Investors and policymakers should welcome the Federal Reserve's changing tack to provide less definitive signals on forward guidance, even as markets scramble to guess the U.S. central bank's next policy moves, two former Fed officials said.

"The kind of guidance we've seen in the past ... creates an expectation that's unrealistic," Dennis Lockhart, former president of the Atlanta Federal Reserve, told the Reuters Global Markets Forum (GMF) on Thursday.

"I think it's better to embrace the uncertainty and understand that (the Fed) is navigating and figuring it out as they go along," he said.

Jeremy Stein, a former member of the Fed's Board of Governors, told GMF that overly specific guidance limits the central bank's flexibility at a time when the trajectory of inflation and economic growth remains uncertain.

"The big question is how far are we going to have to (hike interest rates) in a year? We don't really know. Giving the market a false sense of certainty doesn't really help," said Stein, currently a professor at Harvard University.

After the Fed raised interest rates by 75 basis points on Wednesday, Chair Jerome Powell avoided signaling the size of subsequent rate hikes. Other central banks have similarly emphasised a meeting-by-meeting "data-driven" approach.

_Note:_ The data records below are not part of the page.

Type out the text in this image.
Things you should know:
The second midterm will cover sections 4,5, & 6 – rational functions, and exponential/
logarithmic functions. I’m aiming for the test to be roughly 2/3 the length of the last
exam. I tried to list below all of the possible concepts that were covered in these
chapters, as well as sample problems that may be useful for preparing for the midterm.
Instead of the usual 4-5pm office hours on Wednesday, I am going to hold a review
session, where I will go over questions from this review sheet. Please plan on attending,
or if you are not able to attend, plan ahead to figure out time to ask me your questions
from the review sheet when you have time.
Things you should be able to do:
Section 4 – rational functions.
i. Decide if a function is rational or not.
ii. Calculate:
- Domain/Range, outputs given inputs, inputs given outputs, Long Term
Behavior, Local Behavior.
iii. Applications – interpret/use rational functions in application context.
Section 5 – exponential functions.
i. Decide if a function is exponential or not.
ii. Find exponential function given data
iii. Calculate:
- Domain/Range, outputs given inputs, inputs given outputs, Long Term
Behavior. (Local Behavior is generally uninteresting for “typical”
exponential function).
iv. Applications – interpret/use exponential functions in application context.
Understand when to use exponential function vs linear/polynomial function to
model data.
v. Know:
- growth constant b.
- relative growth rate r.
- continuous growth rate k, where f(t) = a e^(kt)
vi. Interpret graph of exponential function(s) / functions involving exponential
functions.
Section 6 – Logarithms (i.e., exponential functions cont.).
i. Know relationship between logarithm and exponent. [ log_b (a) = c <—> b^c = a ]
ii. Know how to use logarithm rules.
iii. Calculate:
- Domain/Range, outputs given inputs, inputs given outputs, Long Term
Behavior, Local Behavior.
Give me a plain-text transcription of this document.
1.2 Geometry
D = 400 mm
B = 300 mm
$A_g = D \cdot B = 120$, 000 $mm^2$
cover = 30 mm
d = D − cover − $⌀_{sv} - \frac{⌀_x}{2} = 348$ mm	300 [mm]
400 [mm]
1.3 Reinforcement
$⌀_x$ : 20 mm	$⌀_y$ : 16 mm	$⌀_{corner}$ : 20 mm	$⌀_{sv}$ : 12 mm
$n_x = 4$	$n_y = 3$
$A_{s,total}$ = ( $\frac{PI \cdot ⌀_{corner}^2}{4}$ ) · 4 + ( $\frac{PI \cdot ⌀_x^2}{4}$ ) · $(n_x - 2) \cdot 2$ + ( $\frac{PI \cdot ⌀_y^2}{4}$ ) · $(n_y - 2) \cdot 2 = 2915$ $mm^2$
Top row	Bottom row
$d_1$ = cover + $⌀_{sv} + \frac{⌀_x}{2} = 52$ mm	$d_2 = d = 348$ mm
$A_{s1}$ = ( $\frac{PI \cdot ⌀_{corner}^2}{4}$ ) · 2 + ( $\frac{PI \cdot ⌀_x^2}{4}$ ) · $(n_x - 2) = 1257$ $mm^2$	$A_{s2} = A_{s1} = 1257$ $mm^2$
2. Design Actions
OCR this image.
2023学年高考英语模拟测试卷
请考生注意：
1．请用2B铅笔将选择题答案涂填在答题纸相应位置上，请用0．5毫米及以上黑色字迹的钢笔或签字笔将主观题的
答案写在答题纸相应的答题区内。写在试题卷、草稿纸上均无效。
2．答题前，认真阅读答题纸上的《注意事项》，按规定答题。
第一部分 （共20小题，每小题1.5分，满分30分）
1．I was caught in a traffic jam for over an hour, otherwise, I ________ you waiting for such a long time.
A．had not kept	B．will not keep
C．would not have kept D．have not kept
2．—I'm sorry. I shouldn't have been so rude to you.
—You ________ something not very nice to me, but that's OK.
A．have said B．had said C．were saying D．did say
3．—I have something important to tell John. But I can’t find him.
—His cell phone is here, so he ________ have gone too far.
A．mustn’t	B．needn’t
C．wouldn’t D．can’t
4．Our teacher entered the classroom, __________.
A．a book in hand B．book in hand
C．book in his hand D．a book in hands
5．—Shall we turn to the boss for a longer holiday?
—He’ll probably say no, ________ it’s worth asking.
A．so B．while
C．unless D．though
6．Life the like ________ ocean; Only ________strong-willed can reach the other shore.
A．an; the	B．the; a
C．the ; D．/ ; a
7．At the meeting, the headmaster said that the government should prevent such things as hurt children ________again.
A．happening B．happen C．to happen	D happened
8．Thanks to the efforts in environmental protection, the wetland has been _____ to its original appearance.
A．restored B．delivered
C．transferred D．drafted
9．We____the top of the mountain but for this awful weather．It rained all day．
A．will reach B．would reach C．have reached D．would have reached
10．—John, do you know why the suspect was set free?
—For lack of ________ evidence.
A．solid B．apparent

Market focus on the "next meeting" often risks missing the more important angle of how high rates will head in the long-term, and their impact on financial conditions, Stein said.

Lockhart believes that while the probability is low, a 100-basis-point rate hike is on the table at the Fed's September meeting. Both he and Stein were sceptical about inflation waning quickly.

Unemployment skyrocketed during the Great Financial Crisis in 2008 along with a fairly limited decline in price rises, Stein said, adding that a replay of this scenario could test the Fed's resolve to bring inflation back near their 2% target.